SecTor 2025 | Security and Safety Testing for Agentic AI

The SecTor 2025 talk highlighted the urgent need for robust security and safety testing of agentic AI systems. Presented by a ServiceNow AI R&D leader, the speaker framed the discussion around the explosive growth of AI adoption—200 million weekly ChatGPT users, half of professional developers using coding assistants, and over 80% of large enterprises integrating AI into core functions—while warning that the complexity of modern agentic architectures is outpacing traditional evaluation methods.

Key insights emphasized that agentic AI no longer operates as a simple input‑output chatbot; instead, it incorporates memory, tool use, and real‑time data streams, creating a vastly larger attack surface. Current testing practices remain largely stateless, focusing on the "front door" of user prompts and ignoring side‑door vectors such as poisoned memory, malicious tool interactions, and environmental manipulation.
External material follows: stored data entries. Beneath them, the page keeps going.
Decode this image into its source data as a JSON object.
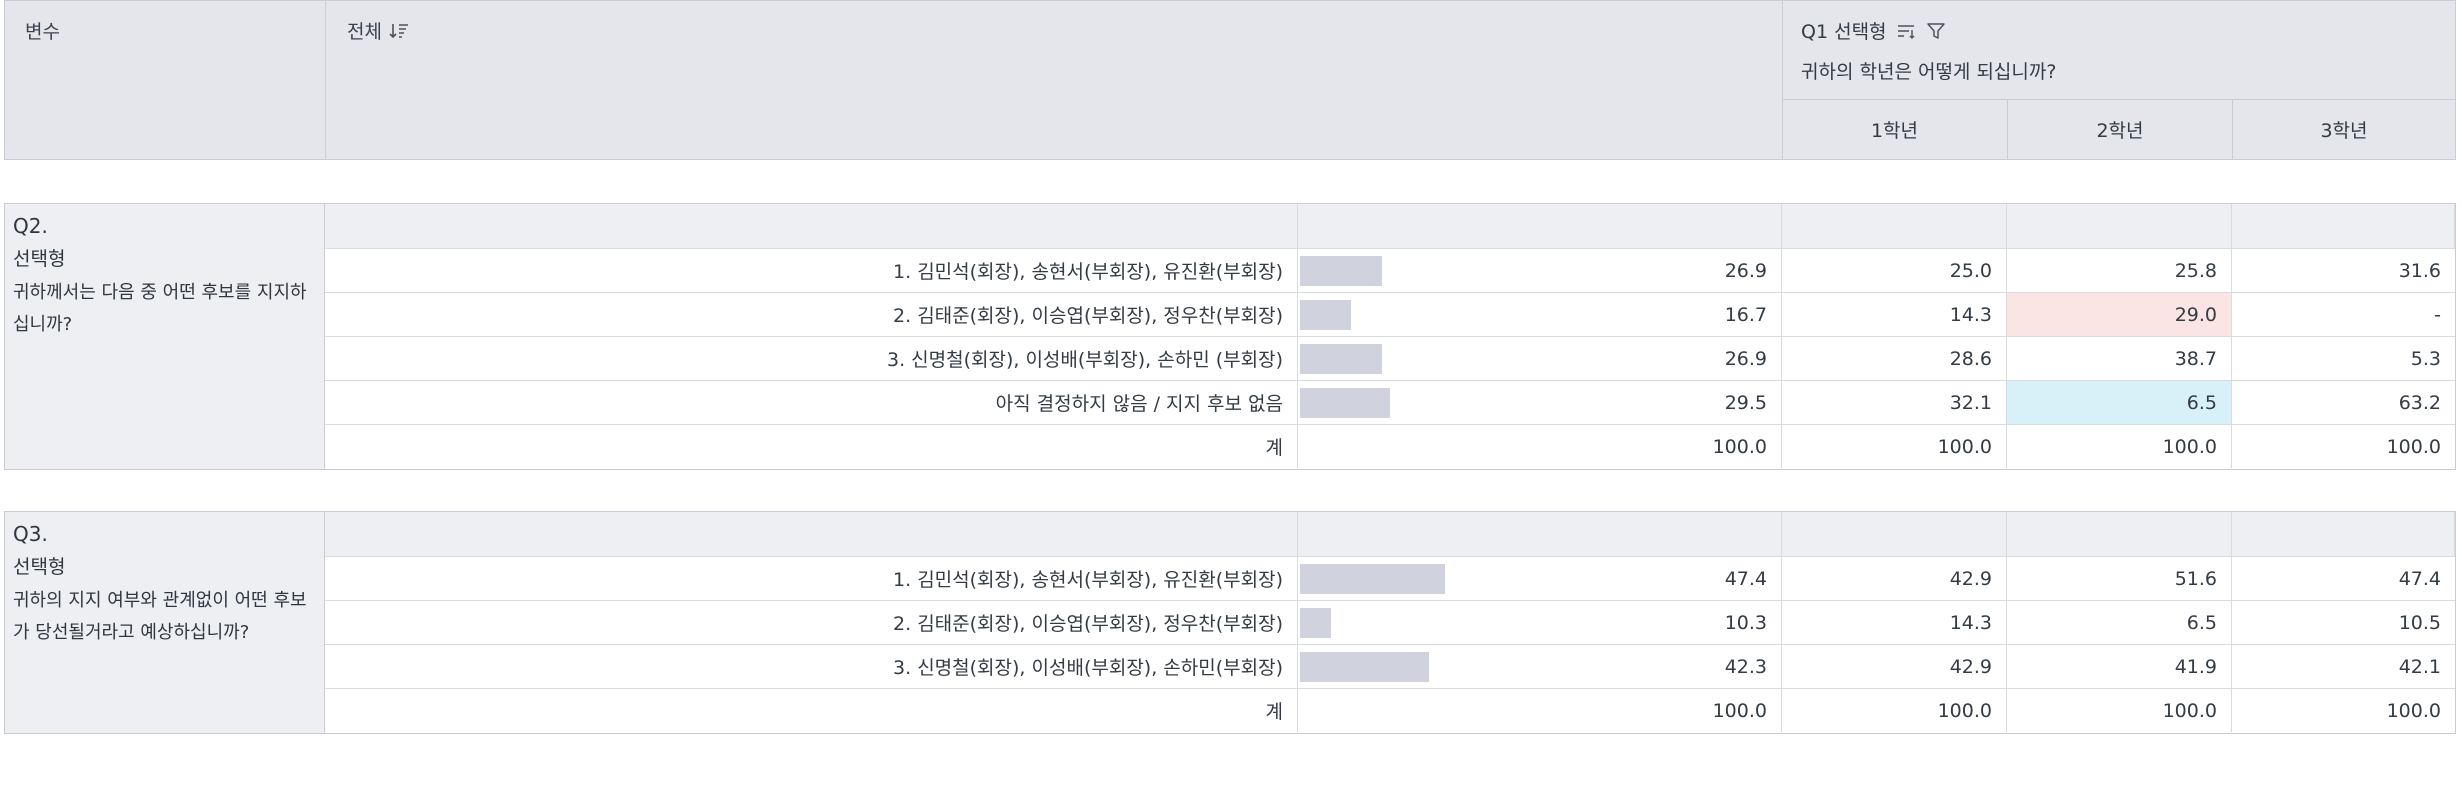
{
  "header": {
    "variable_label": "변수",
    "total_label": "전체",
    "q1_title": "Q1 선택형",
    "q1_question": "귀하의 학년은 어떻게 되십니까?",
    "grades": [
      "1학년",
      "2학년",
      "3학년"
    ]
  },
  "blocks": [
    {
      "qnum": "Q2.",
      "qtype": "선택형",
      "question": "귀하께서는 다음 중 어떤 후보를 지지하십니까?",
      "rows": [
        {
          "label": "1. 김민석(회장), 송현서(부회장), 유진환(부회장)",
          "total": "26.9",
          "g1": "25.0",
          "g2": "25.8",
          "g3": "31.6",
          "bar": 26.9
        },
        {
          "label": "2. 김태준(회장), 이승엽(부회장), 정우찬(부회장)",
          "total": "16.7",
          "g1": "14.3",
          "g2": "29.0",
          "g3": "-",
          "bar": 16.7,
          "hl_g2": "pink"
        },
        {
          "label": "3. 신명철(회장), 이성배(부회장), 손하민 (부회장)",
          "total": "26.9",
          "g1": "28.6",
          "g2": "38.7",
          "g3": "5.3",
          "bar": 26.9
        },
        {
          "label": "아직 결정하지 않음 / 지지 후보 없음",
          "total": "29.5",
          "g1": "32.1",
          "g2": "6.5",
          "g3": "63.2",
          "bar": 29.5,
          "hl_g2": "cyan"
        }
      ],
      "sum": {
        "label": "계",
        "total": "100.0",
        "g1": "100.0",
        "g2": "100.0",
        "g3": "100.0"
      }
    },
    {
      "qnum": "Q3.",
      "qtype": "선택형",
      "question": "귀하의 지지 여부와 관계없이 어떤 후보가 당선될거라고 예상하십니까?",
      "rows": [
        {
          "label": "1. 김민석(회장), 송현서(부회장), 유진환(부회장)",
          "total": "47.4",
          "g1": "42.9",
          "g2": "51.6",
          "g3": "47.4",
          "bar": 47.4
        },
        {
          "label": "2. 김태준(회장), 이승엽(부회장), 정우찬(부회장)",
          "total": "10.3",
          "g1": "14.3",
          "g2": "6.5",
          "g3": "10.5",
          "bar": 10.3
        },
        {
          "label": "3. 신명철(회장), 이성배(부회장), 손하민(부회장)",
          "total": "42.3",
          "g1": "42.9",
          "g2": "41.9",
          "g3": "42.1",
          "bar": 42.3
        }
      ],
      "sum": {
        "label": "계",
        "total": "100.0",
        "g1": "100.0",
        "g2": "100.0",
        "g3": "100.0"
      }
    }
  ],
  "colors": {
    "bar": "#d0d3de",
    "highlight_pink": "#fbe4e4",
    "highlight_cyan": "#d8f1f8"
  }
}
Moreover, public benchmarks are context‑agnostic, leading teams to overestimate security and underestimate functional degradation when hardening systems.

The speaker illustrated these points with analogies—comparing front‑door testing to a house’s main entrance while side doors remain unsecured—and outlined a five‑area threat‑modeling framework (outcomes, architecture, users/roles, surface vectors, invariance). He advocated for a "map, test, promote" workflow: map risks via detailed threat modeling, test using contextualized benchmarks and automated red‑team exploration, then promote validated findings into regression suites without over‑fitting to specific attack patterns.

Implications are clear: enterprises must shift from static, benchmark‑driven validation to continuous, stateful security assessments that balance safety with functional utility. Adopting the map‑test‑promote methodology will help organizations anticipate tail‑risk scenarios, integrate security into the development lifecycle, and sustain AI deployment at scale.